Ed Whelan and I are not disagreeing so much as we are talking about different things.  Ed questions whether the position which Obama says is his, is really his.  Or, Ed questions whether Obama means what we mean when we say things that look and sound just like what Obama said.  Or both.

I am talking about the position itself that Obama described (and says is his).   I think I know legal conservatism when I see it.  And anyone who says that the judicial lion can (does, should) lie down with the lamb up to 99 percent of the time, is singing  a conservative tune. Anyone who says that John Roberts’ picture of calling balls and strikes hits home in all but one case of the hundred, is playing on the Fed-Soc’s team. 

Groucho once said that he would not want to belong to any club willing to have him as a member.  It is tempting to think that any position claimed by Barack Obama on judges just cannot be the movement in which Ed — and I — have long labored.  Yet, there is Obama’s speech, in black and white (and red, not blue).   The next move is, I think, Obama’s, not ours.   What I would not do — and which I fear Ed might, in part, be doing — is scramble legal conservatism just so that Obama’s confessed position, isn’t.

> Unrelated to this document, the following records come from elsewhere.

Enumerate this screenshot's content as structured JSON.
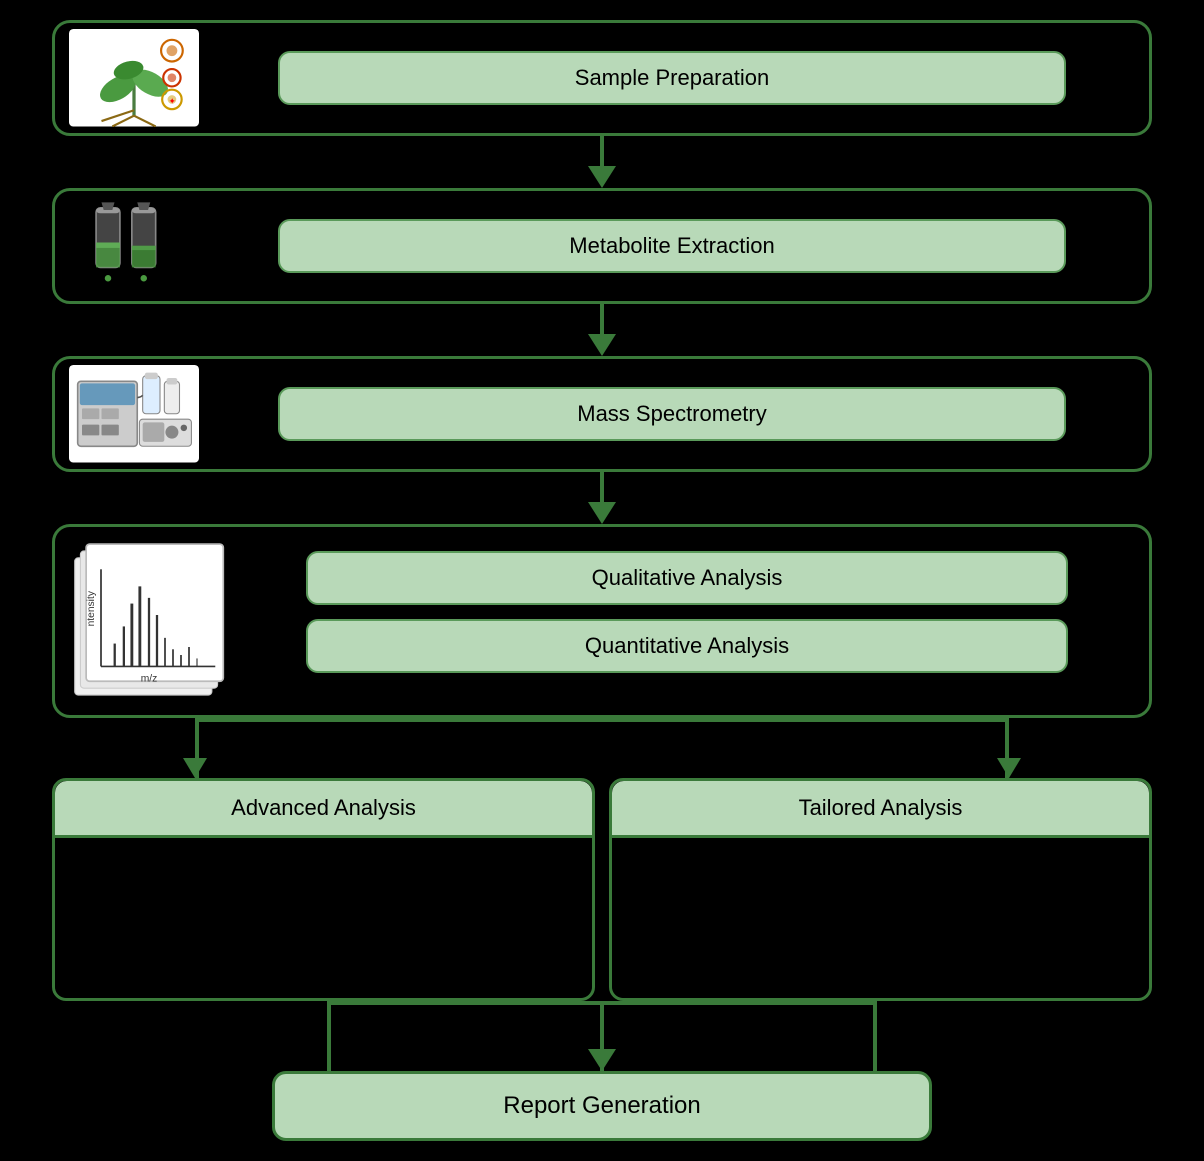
{
  "steps": [
    {
      "id": "sample-preparation",
      "label": "Sample Preparation",
      "imageType": "plant"
    },
    {
      "id": "metabolite-extraction",
      "label": "Metabolite Extraction",
      "imageType": "tubes"
    },
    {
      "id": "mass-spectrometry",
      "label": "Mass Spectrometry",
      "imageType": "machine"
    },
    {
      "id": "analysis-combined",
      "label1": "Qualitative Analysis",
      "label2": "Quantitative Analysis",
      "imageType": "spectra"
    }
  ],
  "split": {
    "left": "Advanced Analysis",
    "right": "Tailored Analysis"
  },
  "report": {
    "label": "Report Generation"
  }
}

Postscript: Ed mentions (in his most recent post) Ronald Dworkin’s “one right answer” thesis.  I don’t think Dworkin’s views are apposite.   Dworkin argued that the conventional legal materials are usually indeterminate, and that judges routinely must rely upon their own moral principles to actually find the law of the case.  For Dworkin, the “right” legal answer was the answer which was the morally “best” answer which also “fit” the legal materials.  Obama is saying (believe it or not) that conventional legal materials almost always settle matters, and that rarely should judges rely upon their “moral bearings.”